14 Ambiente e uso do solo;

A pecuária utiliza pastagens naturais, cultivadas e sistemas intensivos. Impactos variam. A análise ambiental deve considerar solo, água, vegetação, efluentes, emissões e biodiversidade. Generalização por hectare ou cabeça sem método induz erro.

A Lei nº 26.331 estabelece pressupostos mínimos de proteção de bosques nativos e ordenamento territorial provincial. Mudança de uso requer conformidade. Título da terra não autoriza desmatamento contrário à norma. Regularidade deve ser verificada por parcela e data.

Frigoríficos geram efluentes e subprodutos. Licença ambiental, tratamento e destinação são necessários. Aproveitamento de gordura, osso e biogás reduz resíduo e cria receita. Incentivo deve permitir tecnologia, não prescrever uma solução quando várias alcançam padrão.

Compradores podem exigir desmatamento zero ou pegada de carbono. Essas condições privadas devem ser diferenciadas da lei. Promessa exige fronteira, base e metodologia. Crédito de carbono não torna produto automaticamente neutro.

Rastreabilidade de fornecedores indiretos é desafio. Exigência deve ser gradual e verificável. Bloqueio por imagem de satélite precisa de contraditório para corrigir polígono e data. Lista secreta sem recurso prejudica fornecedor regular.

Direitos de propriedade claros favorecem conservação. Proprietário captura valor futuro da terra e pode contratar serviços ambientais. Insegurança estimula exploração rápida. Regulação deve internalizar externalidade com menor custo, evitando duplicidade.
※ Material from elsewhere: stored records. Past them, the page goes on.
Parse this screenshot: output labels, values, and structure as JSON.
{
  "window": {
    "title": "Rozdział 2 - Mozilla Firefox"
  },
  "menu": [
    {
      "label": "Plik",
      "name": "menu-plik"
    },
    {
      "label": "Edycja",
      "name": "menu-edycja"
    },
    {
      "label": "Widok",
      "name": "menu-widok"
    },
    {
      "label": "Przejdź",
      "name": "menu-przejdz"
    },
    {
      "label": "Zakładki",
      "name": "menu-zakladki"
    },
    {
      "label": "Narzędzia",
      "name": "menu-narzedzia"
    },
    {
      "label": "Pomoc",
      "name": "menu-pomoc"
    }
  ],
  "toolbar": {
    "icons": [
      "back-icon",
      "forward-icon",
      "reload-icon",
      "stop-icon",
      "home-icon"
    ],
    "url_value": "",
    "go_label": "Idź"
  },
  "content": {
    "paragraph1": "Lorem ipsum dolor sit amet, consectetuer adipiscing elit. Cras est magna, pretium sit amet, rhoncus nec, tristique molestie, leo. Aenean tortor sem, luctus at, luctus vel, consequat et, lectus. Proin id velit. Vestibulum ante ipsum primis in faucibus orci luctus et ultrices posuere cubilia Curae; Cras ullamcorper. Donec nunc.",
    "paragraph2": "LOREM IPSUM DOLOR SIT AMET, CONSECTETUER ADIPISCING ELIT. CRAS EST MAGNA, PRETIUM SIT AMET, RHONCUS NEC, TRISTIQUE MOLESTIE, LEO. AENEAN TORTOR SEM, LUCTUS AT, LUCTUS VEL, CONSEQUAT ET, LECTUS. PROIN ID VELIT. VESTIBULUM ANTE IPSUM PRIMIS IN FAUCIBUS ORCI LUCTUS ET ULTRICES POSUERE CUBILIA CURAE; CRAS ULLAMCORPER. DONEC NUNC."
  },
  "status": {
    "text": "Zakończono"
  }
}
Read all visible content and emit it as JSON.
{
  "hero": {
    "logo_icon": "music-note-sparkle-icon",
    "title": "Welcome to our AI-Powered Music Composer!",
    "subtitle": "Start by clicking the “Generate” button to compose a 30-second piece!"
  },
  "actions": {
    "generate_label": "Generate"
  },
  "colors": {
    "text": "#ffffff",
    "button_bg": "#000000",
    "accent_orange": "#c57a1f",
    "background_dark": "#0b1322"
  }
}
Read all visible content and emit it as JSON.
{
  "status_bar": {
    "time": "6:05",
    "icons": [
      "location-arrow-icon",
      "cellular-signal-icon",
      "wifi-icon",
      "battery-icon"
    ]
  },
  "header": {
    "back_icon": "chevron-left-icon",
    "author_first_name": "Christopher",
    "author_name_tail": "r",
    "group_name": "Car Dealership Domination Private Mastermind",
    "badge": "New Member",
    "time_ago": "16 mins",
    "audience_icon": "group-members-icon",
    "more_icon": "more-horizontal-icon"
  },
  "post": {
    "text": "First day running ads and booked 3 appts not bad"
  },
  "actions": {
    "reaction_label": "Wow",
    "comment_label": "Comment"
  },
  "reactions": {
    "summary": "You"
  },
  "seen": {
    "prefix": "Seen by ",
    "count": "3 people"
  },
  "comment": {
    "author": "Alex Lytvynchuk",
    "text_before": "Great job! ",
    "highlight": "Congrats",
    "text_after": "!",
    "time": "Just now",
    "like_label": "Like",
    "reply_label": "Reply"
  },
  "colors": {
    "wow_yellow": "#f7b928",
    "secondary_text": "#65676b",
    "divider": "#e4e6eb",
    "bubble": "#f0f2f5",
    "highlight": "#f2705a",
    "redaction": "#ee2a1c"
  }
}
15 Concorrência e relações entre produtores e frigoríficos;

A Lei nº 27.442 protege concorrência e controla concentrações. O mercado frigorífico deve ser analisado por região, capacidade, espécie, habilitação e destino. Participação nacional pode ocultar poder local. Escala, por outro lado, gera eficiência.

Prática abusiva exige prova de posição e efeito. Preço baixo ao produtor pode decorrer de ciclo ou qualidade, não automaticamente conluio. Transparência de peso e tipificação ajuda distinguir. Autoridade deve investigar comunicação e paralelismo com método.

Habilitação exportadora cria barreira. Critérios públicos e prazo permitem entrada. Auditoria estrangeira não deve ser capturada por incumbente. Reconhecimento do sistema SENASA amplia competição. Planta deve cumprir risco real.

Contratos de longo prazo podem garantir oferta e investimento, mas exclusividade precisa de prazo e saída. Cláusula de nação mais favorecida pode reduzir competição dependendo do contexto. A análise deve considerar eficiência e fechamento.

Mercados digitais e leilões ampliam informação, mas plataforma pode controlar dados e acesso. Regras de participação, conflito e algoritmo devem ser claras. Produtor precisa portabilidade de histórico. Interoperabilidade reduz dependência.

O Estado não deve criar frigorífico campeão nem tabelar margem. Deve assegurar sanidade, justiça, infraestrutura e antitruste. Livre iniciativa com repressão à fraude produz rivalidade. Subsídio discricionário protege influência, não produtividade.

16 Tributação interna;

A cadeia suporta imposto sobre valor agregado, imposto às ganancias, tributos provinciais, taxas e regimes de retenção. A incidência depende de sujeito, operação e jurisdição. Não se pode afirmar carga única sem modelar créditos e saldos.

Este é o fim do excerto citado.